When she founded Conservation Through Public Health with her husband, Lawrence Zikusoka, a telecom specialist, and Stephen Rubanga, a veterinary technician, in 2003, a lot of people thought they were crazy. “Why are you integrating conservation and public health?” they asked. That kind of question has stopped. “We know that [Covid-19] came from bats, but we’re not sure yet which the intermediate host is,” she points out. “It can also jump back to animals, and especially those that are closely related, like gorillas, chimpanzees, where we share over 98% genetic material and can easily make each other sick.”

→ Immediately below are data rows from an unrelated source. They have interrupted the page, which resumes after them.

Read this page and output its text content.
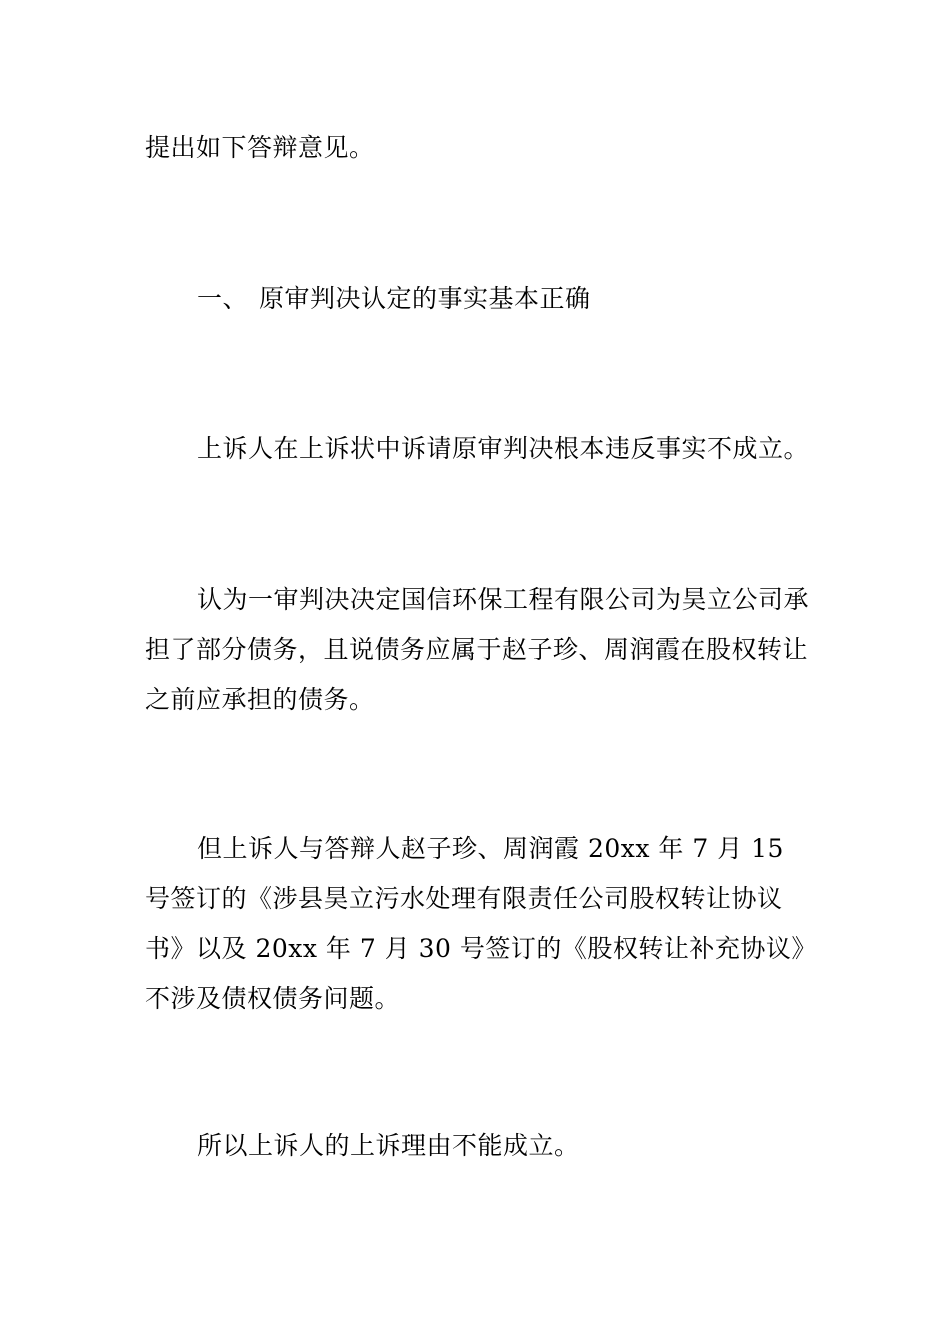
提出如下答辩意见。

一、 原审判决认定的事实基本正确

上诉人在上诉状中诉请原审判决根本违反事实不成立。

认为一审判决决定国信环保工程有限公司为昊立公司承担了部分债务，且说债务应属于赵子珍、周润霞在股权转让之前应承担的债务。

但上诉人与答辩人赵子珍、周润霞 20xx 年 7 月 15 号签订的《涉县昊立污水处理有限责任公司股权转让协议书》以及 20xx 年 7 月 30 号签订的《股权转让补充协议》不涉及债权债务问题。

所以上诉人的上诉理由不能成立。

Another piece in Kalema-Zikusoka’s holistic puzzle was Gorilla Conservation Coffee, which she founded in 2015, a social enterprise that provides above-market prices for responsibly sourced, high-quality coffee from farmers bordering gorilla habitats, reducing their dependence on forests for fuel and food. As with health care, it was a way to win over the community to support conservation. “[It] made them feel you’re not only worrying about the wildlife and the forest and the trees, but you also care about their welfare,” she explains.
Conservation Through Public Health has been hosting research projects for over a decade, with a current emphasis on COVID-19. Its ideas are catching on elsewhere, she is happy to report: “We managed to get the [five countries in the] East African community to develop an integrated strategy … where you combine family planning, human health and environmental issues…. We influenced other NGOs to work on those issues.” She hopes to adapt that integrated approach to other habitats: savannahs, mountains, and even the developed world. Another focus is responsible tourism, including a policy brief for the 25 African countries that have great apes, so that tourists don’t make the animals sick.
As a woman leader of color, Kalema-Zikusoka is a rarity in her field. While the work of Conservation Through Public Health is now being recognized, and she is a finalist for this year’s Tällberg Eliasson Global Leadership Prize, she was especially pleased to be approached for a quote by the Malala Fund, to inspire the girls who are graduating. “Whatever they want to accomplish in life,” she says, “they can learn by listening to my story.”